Swollen bags drag down my tired eyes, raw beneath my trembling fingers. I slowly retreat from my wooden desk to my bed, crunching myself into a tight fetal position and searching for some false comfort. My room shimmers from the never ending sunshine; it is my sanctuary and my prison, stained by bright pink tones I now despise. Where’s the rain? Why can’t quarantine end? Why can’t I end?

“Breathe,” I whisper, “breathe.” 

3 seconds in.

4 seconds hold.

5 seconds out.

Repeat.

It’s difficult to keep the pattern, to settle myself. My troubled mind dives into the dark cycles of my faults, mistakes, and self-hatred. A glance at my phone reveals that 20 minutes passed me by like a gust of wind; time has never felt like more of a lie.

Quarantine was not always a nightmare. Yes, it had its constant problems. I desperately missed the hustle of a college day and all the wonderful, social activities. I would tear up at the memory of eating brunch under the glass roof of Benson on Thursdays while squishing into a packed booth. I felt lonely remembering the time spent with my roommate watching anime and distracting each other when we needed to do homework. But at the beginning I had a refuge: my friends. They were still there for me. We would go out to drink boba or watch TV together and, yes, we did social distance, but they were just a text away.

Time, though, is cruel. My two closest friends have begun to leave me behind.

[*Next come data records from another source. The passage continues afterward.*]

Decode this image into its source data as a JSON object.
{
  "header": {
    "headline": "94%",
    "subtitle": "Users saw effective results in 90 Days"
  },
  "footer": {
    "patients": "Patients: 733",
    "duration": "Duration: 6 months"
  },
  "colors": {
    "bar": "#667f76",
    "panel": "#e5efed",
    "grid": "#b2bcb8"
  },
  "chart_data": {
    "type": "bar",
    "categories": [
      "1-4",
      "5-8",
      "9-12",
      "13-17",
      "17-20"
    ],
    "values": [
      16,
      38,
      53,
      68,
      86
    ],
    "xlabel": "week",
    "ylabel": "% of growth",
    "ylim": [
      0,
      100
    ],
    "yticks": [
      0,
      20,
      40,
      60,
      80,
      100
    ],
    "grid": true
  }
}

One started dating the other friend we would hang out with, making me nothing but a third wheel. My heart swells and it tears my chest apart when I see them post on social media, visiting some place beautiful without me. This alone I could take, but my other closest friend’s relentless anger devours my waking mind. The source of her anger is both rational and irrational. An exaggerated anger built on reality, but fueled by a delusion of my abandonment. My apologies fall on deaf ears as she only responds with the short line “you hurt me” so I will curse my texts and continue crying because her punishment feels like a never ending hell.

Time during quarantine is criminal. As toxic as these relationships have become, if I could just see my friends once—talk to them—I would surely escape this prison, relieving my deteriorating mental state in a snap. I would no longer cry on every Zoom call with my SCU counselor. I would no longer be an emotional wreck, hyperventilating on my bed with no one to text. I wish that I could show them this side of me, this wish. I wish they would reach out to me. But I know they won’t and I will never return to that time when my confidence was built on their undying support.

Because it died. And the person I was died too.